Your job is to determine the minimum D required for the transceivers. There must be at least one communication path (direct or indirect) between every pair of outposts.

Input

The first line of input contains N, the number of test cases. The first line of each test case contains 1 <= S <= 100, the number of satellite channels, and S < P <= 500, the number of outposts. P lines follow, giving the (x,y) coordinates of each outpost in km (coordinates are integers between 0 and 10,000).

Output

For each case, output should consist of a single line giving the minimum D required to connect the network. Output should be specified to 2 decimal points.

Sample Input

1
2 4
0 100
0 300
0 600
150 750

Sample Output

212.13

題意：有S顆衛星和P個哨所，有衛星的兩個哨所之間可以任意通訊；否則，一個哨所只能和距離它小於等於D的哨所通訊。給出衛星的數量和P個哨所的座標，求D的最小值。

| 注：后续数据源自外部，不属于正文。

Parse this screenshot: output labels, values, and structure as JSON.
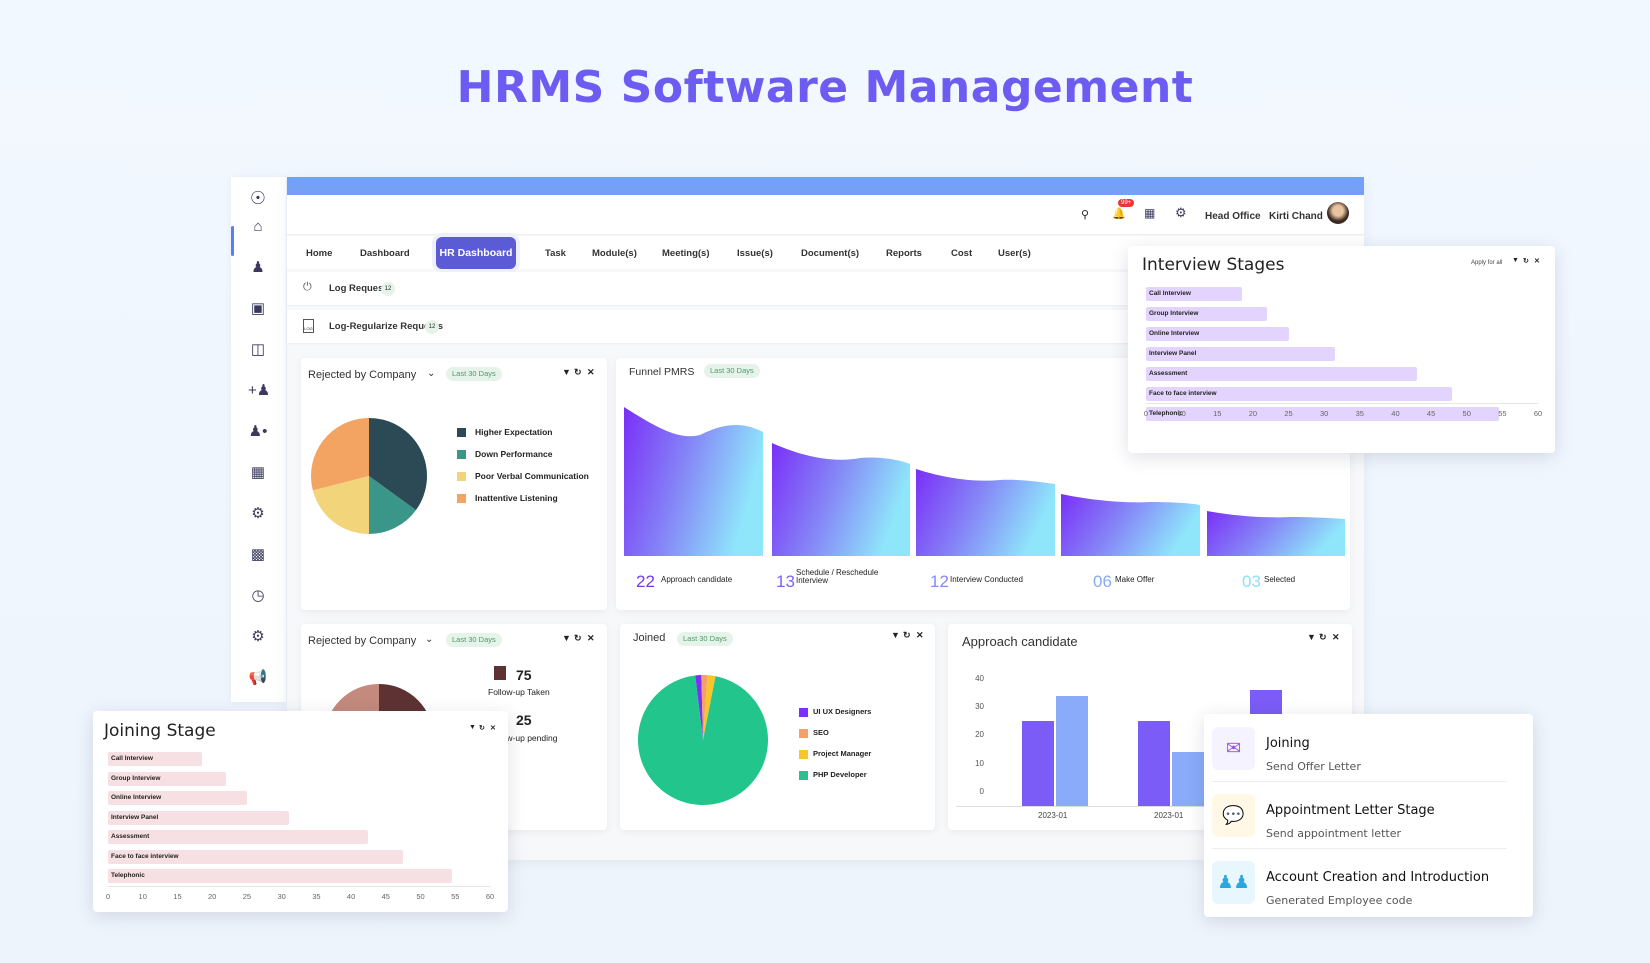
{
  "title": "HRMS Software Management",
  "header": {
    "location": "Head Office",
    "user": "Kirti Chand",
    "notification_badge": "99+"
  },
  "tabs": [
    "Home",
    "Dashboard",
    "HR Dashboard",
    "Task",
    "Module(s)",
    "Meeting(s)",
    "Issue(s)",
    "Document(s)",
    "Reports",
    "Cost",
    "User(s)"
  ],
  "requests": [
    {
      "label": "Log Request",
      "count": "12"
    },
    {
      "label": "Log-Regularize Requests",
      "count": "12",
      "icon_text": "LOG"
    }
  ],
  "range_label": "Last 30 Days",
  "rejected": {
    "title": "Rejected by Company",
    "chart_data": {
      "type": "pie",
      "labels": [
        "Higher Expectation",
        "Down Performance",
        "Poor Verbal Communication",
        "Inattentive Listening"
      ],
      "values": [
        35,
        15,
        21,
        29
      ],
      "colors": [
        "#2c4a55",
        "#3a9688",
        "#f2d57a",
        "#f4a462"
      ]
    }
  },
  "rejected2": {
    "title": "Rejected by Company",
    "items": [
      {
        "value": "75",
        "label": "Follow-up Taken",
        "color": "#5e3232"
      },
      {
        "value": "25",
        "label": "Follow-up pending",
        "color": "#c48a7d"
      }
    ]
  },
  "funnel": {
    "title": "Funnel PMRS",
    "stages": [
      {
        "value": "22",
        "label": "Approach candidate",
        "color": "#7b35f6"
      },
      {
        "value": "13",
        "label": "Schedule / Reschedule Interview",
        "color": "#7c63f5"
      },
      {
        "value": "12",
        "label": "Interview Conducted",
        "color": "#8688f7"
      },
      {
        "value": "06",
        "label": "Make Offer",
        "color": "#86aaf8"
      },
      {
        "value": "03",
        "label": "Selected",
        "color": "#8de0fa"
      }
    ]
  },
  "joined": {
    "title": "Joined",
    "chart_data": {
      "type": "pie",
      "labels": [
        "UI UX Designers",
        "SEO",
        "Project Manager",
        "PHP Developer"
      ],
      "values": [
        1.5,
        1.5,
        2,
        95
      ],
      "colors": [
        "#7b2ff7",
        "#f4a06a",
        "#f8c62a",
        "#22c58b"
      ]
    }
  },
  "approach": {
    "title": "Approach candidate",
    "chart_data": {
      "type": "bar",
      "categories": [
        "2023-01",
        "2023-01",
        ""
      ],
      "series": [
        {
          "values": [
            25,
            25,
            36
          ],
          "color": "#7b5cf6"
        },
        {
          "values": [
            34,
            14,
            null
          ],
          "color": "#8aabfa"
        }
      ],
      "yticks": [
        0,
        10,
        20,
        30,
        40
      ],
      "ylim": [
        0,
        40
      ]
    }
  },
  "interview_stages": {
    "title": "Interview Stages",
    "apply_label": "Apply for all",
    "chart_data": {
      "type": "bar",
      "orientation": "horizontal",
      "categories": [
        "Call Interview",
        "Group Interview",
        "Online Interview",
        "Interview Panel",
        "Assessment",
        "Face to face interview",
        "Telephonic"
      ],
      "values": [
        18.5,
        22,
        25,
        31.5,
        43,
        48,
        54.5
      ],
      "xticks": [
        0,
        10,
        15,
        20,
        25,
        30,
        35,
        40,
        45,
        50,
        55,
        60
      ],
      "color": "#e2d4fd"
    }
  },
  "joining_stage": {
    "title": "Joining Stage",
    "chart_data": {
      "type": "bar",
      "orientation": "horizontal",
      "categories": [
        "Call Interview",
        "Group Interview",
        "Online Interview",
        "Interview Panel",
        "Assessment",
        "Face to face interview",
        "Telephonic"
      ],
      "values": [
        18.5,
        22,
        25,
        31,
        42.5,
        47.5,
        54.5
      ],
      "xticks": [
        0,
        10,
        15,
        20,
        25,
        30,
        35,
        40,
        45,
        50,
        55,
        60
      ],
      "color": "#f6e0e3"
    }
  },
  "joining_list": [
    {
      "title": "Joining",
      "subtitle": "Send Offer Letter",
      "icon": "envelope-icon",
      "bg": "#f5f3ff",
      "fg": "#9b4fe8"
    },
    {
      "title": "Appointment Letter Stage",
      "subtitle": "Send appointment letter",
      "icon": "chat-bubble-icon",
      "bg": "#fff8e6",
      "fg": "#f5b800"
    },
    {
      "title": "Account Creation and Introduction",
      "subtitle": "Generated Employee code",
      "icon": "team-icon",
      "bg": "#e8f6fd",
      "fg": "#2aa6e0"
    }
  ]
}
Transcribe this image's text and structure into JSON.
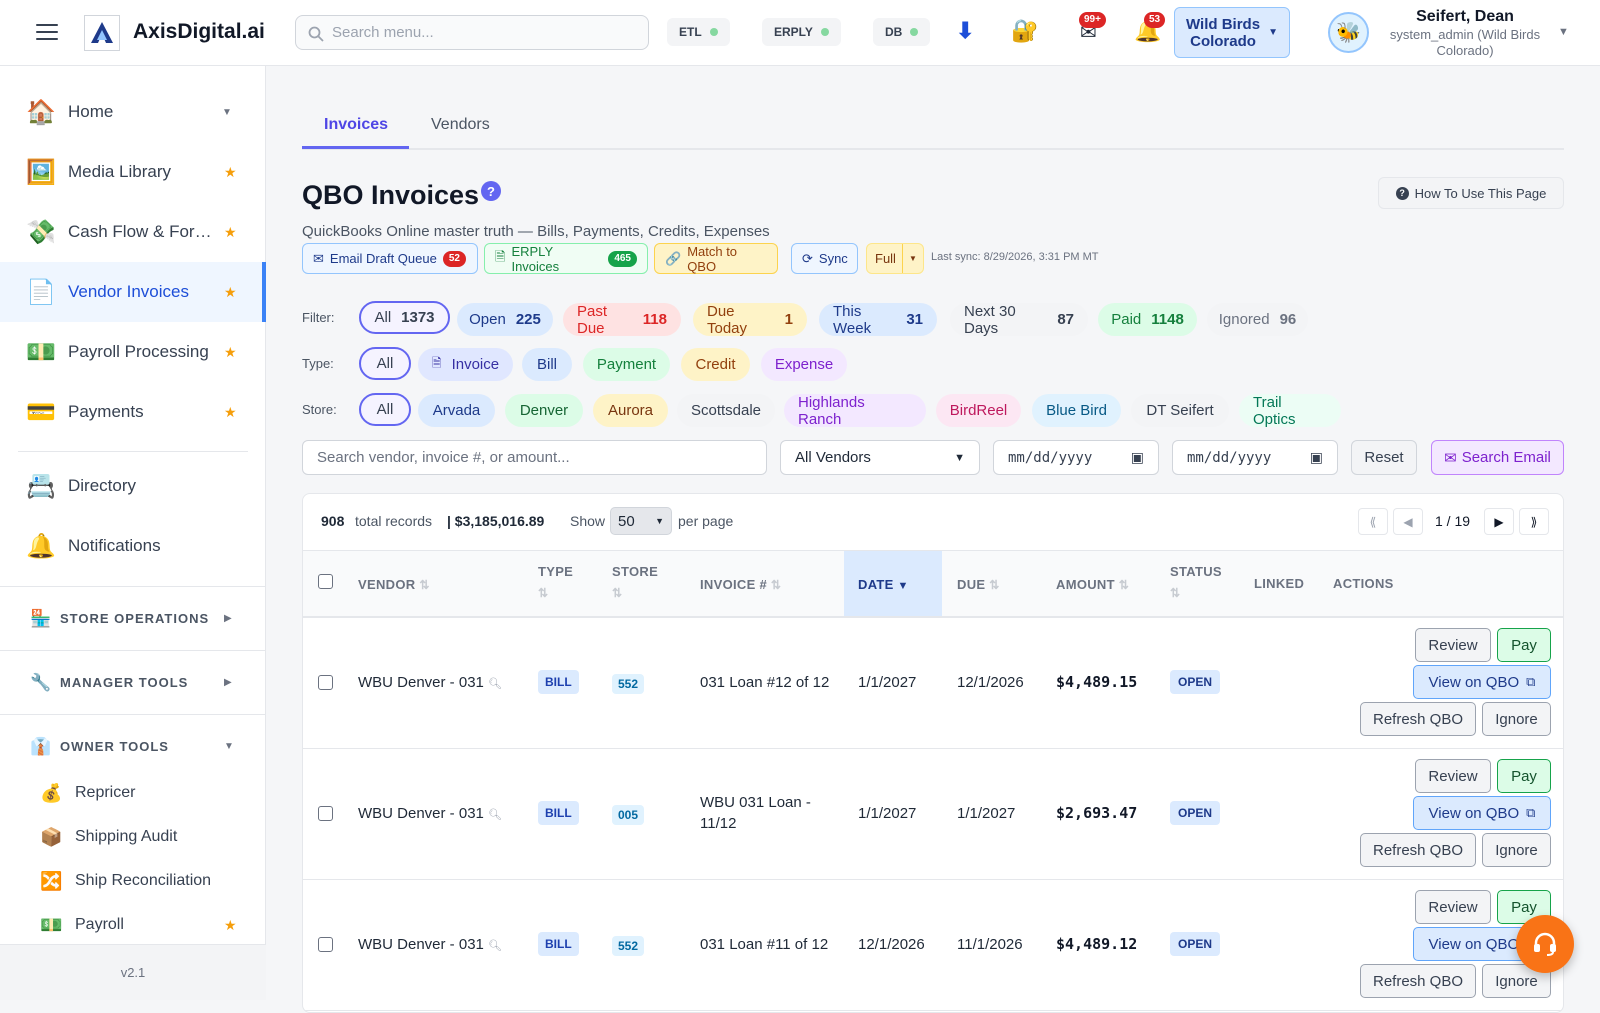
{
  "app": {
    "brand": "AxisDigital.ai",
    "search_placeholder": "Search menu..."
  },
  "status_pills": [
    {
      "label": "ETL"
    },
    {
      "label": "ERPLY"
    },
    {
      "label": "DB"
    }
  ],
  "top_icons": {
    "mail_badge": "99+",
    "bell_badge": "53"
  },
  "store_selector": {
    "line1": "Wild Birds",
    "line2": "Colorado"
  },
  "user": {
    "name": "Seifert, Dean",
    "role": "system_admin (Wild Birds Colorado)"
  },
  "sidebar": {
    "items": [
      {
        "label": "Home",
        "icon": "home-icon"
      },
      {
        "label": "Media Library",
        "icon": "picture-icon"
      },
      {
        "label": "Cash Flow & For…",
        "icon": "money-icon"
      },
      {
        "label": "Vendor Invoices",
        "icon": "document-icon"
      },
      {
        "label": "Payroll Processing",
        "icon": "dollar-bill-icon"
      },
      {
        "label": "Payments",
        "icon": "credit-card-icon"
      },
      {
        "label": "Directory",
        "icon": "rolodex-icon"
      },
      {
        "label": "Notifications",
        "icon": "bell-icon"
      }
    ],
    "sections": [
      {
        "label": "STORE OPERATIONS",
        "icon": "store-icon"
      },
      {
        "label": "MANAGER TOOLS",
        "icon": "wrench-icon"
      },
      {
        "label": "OWNER TOOLS",
        "icon": "briefcase-icon"
      }
    ],
    "owner_tools": [
      {
        "label": "Repricer",
        "icon": "money-bag-icon"
      },
      {
        "label": "Shipping Audit",
        "icon": "package-icon"
      },
      {
        "label": "Ship Reconciliation",
        "icon": "shuffle-icon"
      },
      {
        "label": "Payroll",
        "icon": "dollar-bill-icon"
      }
    ],
    "version": "v2.1"
  },
  "tabs": [
    {
      "label": "Invoices"
    },
    {
      "label": "Vendors"
    }
  ],
  "page": {
    "title": "QBO Invoices",
    "help": "?",
    "subtitle": "QuickBooks Online master truth — Bills, Payments, Credits, Expenses",
    "how_to": "How To Use This Page",
    "email_queue": {
      "label": "Email Draft Queue",
      "count": "52"
    },
    "erply_invoices": {
      "label": "ERPLY Invoices",
      "count": "465"
    },
    "match": "Match to QBO",
    "sync": "Sync",
    "sync_mode": "Full",
    "last_sync": "Last sync: 8/29/2026, 3:31 PM MT"
  },
  "filters": {
    "filter_label": "Filter:",
    "type_label": "Type:",
    "store_label": "Store:",
    "status": [
      {
        "label": "All",
        "count": "1373"
      },
      {
        "label": "Open",
        "count": "225"
      },
      {
        "label": "Past Due",
        "count": "118"
      },
      {
        "label": "Due Today",
        "count": "1"
      },
      {
        "label": "This Week",
        "count": "31"
      },
      {
        "label": "Next 30 Days",
        "count": "87"
      },
      {
        "label": "Paid",
        "count": "1148"
      },
      {
        "label": "Ignored",
        "count": "96"
      }
    ],
    "types": [
      "All",
      "Invoice",
      "Bill",
      "Payment",
      "Credit",
      "Expense"
    ],
    "stores": [
      "All",
      "Arvada",
      "Denver",
      "Aurora",
      "Scottsdale",
      "Highlands Ranch",
      "BirdReel",
      "Blue Bird",
      "DT Seifert",
      "Trail Optics"
    ],
    "search_placeholder": "Search vendor, invoice #, or amount...",
    "vendor_select": "All Vendors",
    "date_from": "mm/dd/yyyy",
    "date_to": "mm/dd/yyyy",
    "reset": "Reset",
    "search_email": "Search Email"
  },
  "table": {
    "total_records": "908",
    "total_records_label": "total records",
    "total_amount": "| $3,185,016.89",
    "show": "Show",
    "per_page_value": "50",
    "per_page": "per page",
    "page_indicator": "1 / 19",
    "headers": {
      "vendor": "VENDOR",
      "type": "TYPE",
      "store": "STORE",
      "invoice": "INVOICE #",
      "date": "DATE",
      "due": "DUE",
      "amount": "AMOUNT",
      "status": "STATUS",
      "linked": "LINKED",
      "actions": "ACTIONS"
    },
    "actions": {
      "review": "Review",
      "pay": "Pay",
      "view_qbo": "View on QBO",
      "refresh": "Refresh QBO",
      "ignore": "Ignore"
    },
    "rows": [
      {
        "vendor": "WBU Denver - 031",
        "type": "BILL",
        "store": "552",
        "invoice": "031 Loan #12 of 12",
        "date": "1/1/2027",
        "due": "12/1/2026",
        "amount": "$4,489.15",
        "status": "OPEN"
      },
      {
        "vendor": "WBU Denver - 031",
        "type": "BILL",
        "store": "005",
        "invoice": "WBU 031 Loan - 11/12",
        "date": "1/1/2027",
        "due": "1/1/2027",
        "amount": "$2,693.47",
        "status": "OPEN"
      },
      {
        "vendor": "WBU Denver - 031",
        "type": "BILL",
        "store": "552",
        "invoice": "031 Loan #11 of 12",
        "date": "12/1/2026",
        "due": "11/1/2026",
        "amount": "$4,489.12",
        "status": "OPEN"
      }
    ]
  },
  "colors": {
    "accent": "#6366f1",
    "active_nav": "#1d4ed8",
    "fab": "#f97316"
  }
}
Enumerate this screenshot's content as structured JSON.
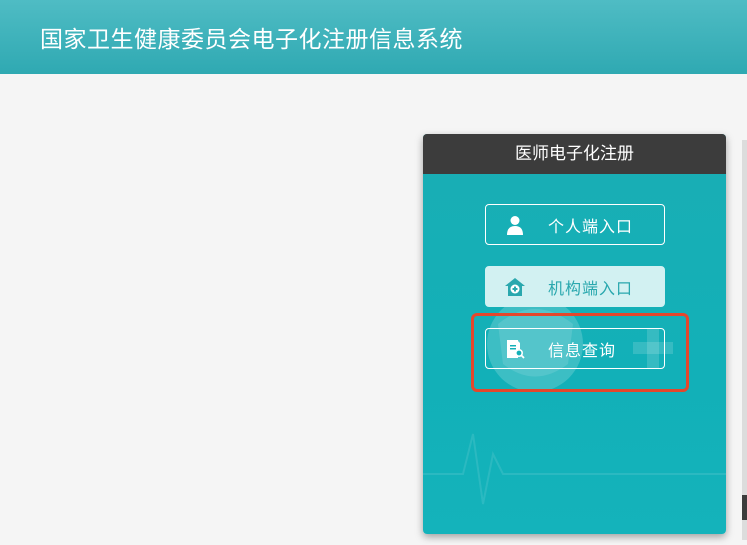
{
  "header": {
    "title": "国家卫生健康委员会电子化注册信息系统"
  },
  "card": {
    "title": "医师电子化注册",
    "buttons": [
      {
        "label": "个人端入口",
        "icon": "person-icon"
      },
      {
        "label": "机构端入口",
        "icon": "medical-house-icon"
      },
      {
        "label": "信息查询",
        "icon": "document-search-icon"
      }
    ]
  },
  "colors": {
    "header": "#3aafb8",
    "card_head": "#3c3c3c",
    "card_body": "#14b0b8",
    "highlight": "#e4472b"
  }
}
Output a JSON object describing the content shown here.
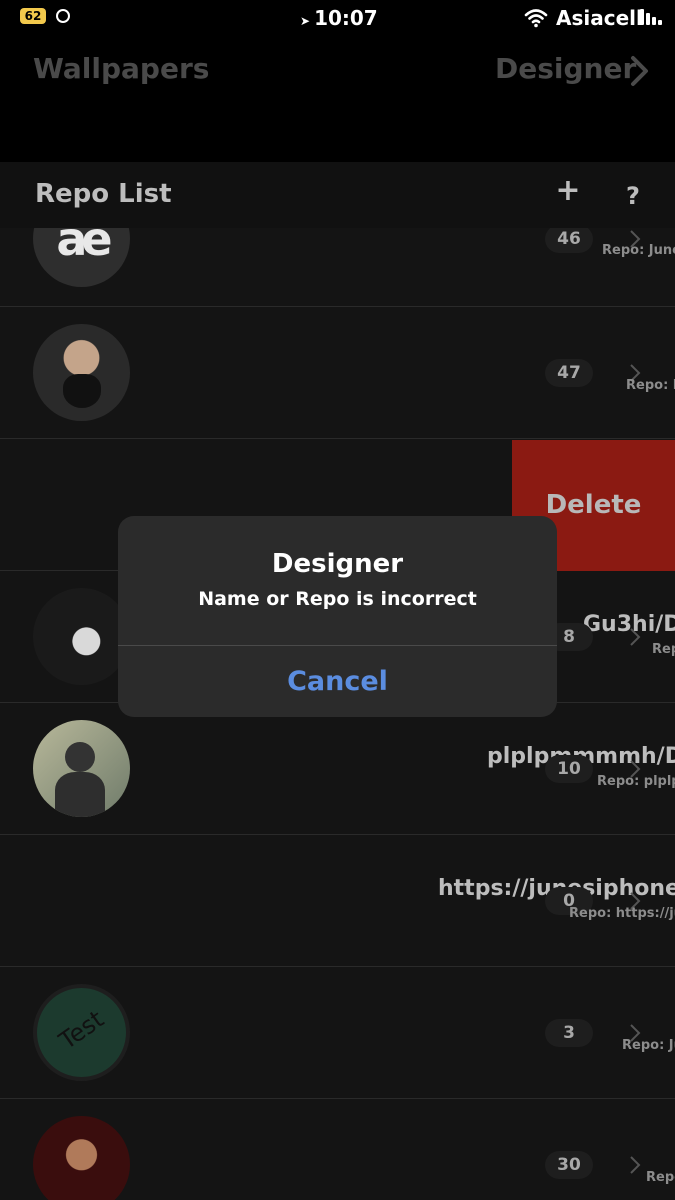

分析：這是一個最小生成樹問題。P個哨所最多用P-1條邊即可連起來，而S顆衛星可以代替S-1條邊，基於貪心思想，代替的邊越長，求得的D就越小。所以可以用一個數組儲存加入最小生成樹的邊的長度，共有P-1條邊，把前S-1條較長的邊代替掉，剩下的邊中最長的即為所求，即d[(P-1) - (S-1) - 1] = d[P-S-1]。

#include<stdio.h>
#include<math.h>
#include<algorithm>
using namespace std;
int father[550], m, k;
double d[550];
struct post
{
    double x, y;
}p[550];
struct edge
{
    int u, v;
    double w;
}e[500005];
bool comp(edge e1, edge e2)
{
    return  e1.w < e2.w;
}
double get_dis(double x1, double y1, double x2, double y2)
{
    return sqrt((x1-x2)*(x1-x2) + (y1-y2)*(y1-y2));
}
void Init(int n)
{
    for(int i = 1; i <= n; i++)
        father[i] = i;
}
int Find(int x)
{
    if(x != father[x])
        father[x] = Find(father[x]);
    return father[x];
}
void Merge(int a, int b)
{
    int p = Find(a);
    int q = Find(b);
    if(p > q)
        father[p] = q;
    else
        father[q] = p;
}
void Kruskal(int n)
{
    k = 0;
    double Max = 0;
    for(int i = 0; i < m; i++)
        if(Find(e[i].u) != Find(e[i].v))
        {
            Merge(e[i].u, e[i].v);
            d[k++] = e[i].w;
            n--;
            if(n == 1)
                return;
        }
}
int main()
{
    int t, S, P, i, j;
    double x, y;
    scanf("%d",&t);
    while(t--)
    {
        m = 0;
        scanf("%d%d",&S,&P);
        Init(P);
        for(i = 1; i <= P; i++)
            scanf("%lf%lf",&p[i].x, &p[i].y);
        for(i = 1; i <= P; i++)
            for(j = i + 1; j <= P; j++)
            {
                e[m].u = i;
                e[m].v = j;
                e[m++].w = get_dis(p[i].x, p[i].y, p[j].x, p[j].y);
                e[m].u = j;
                e[m].v = i;
                e[m++].w = get_dis(p[i].x, p[i].y, p[j].x, p[j].y);
            }
        sort(e, e+m, comp);
        Kruskal(P);
        printf("%.2lf\n",d[P-S-1]);
    }
    return 0;
}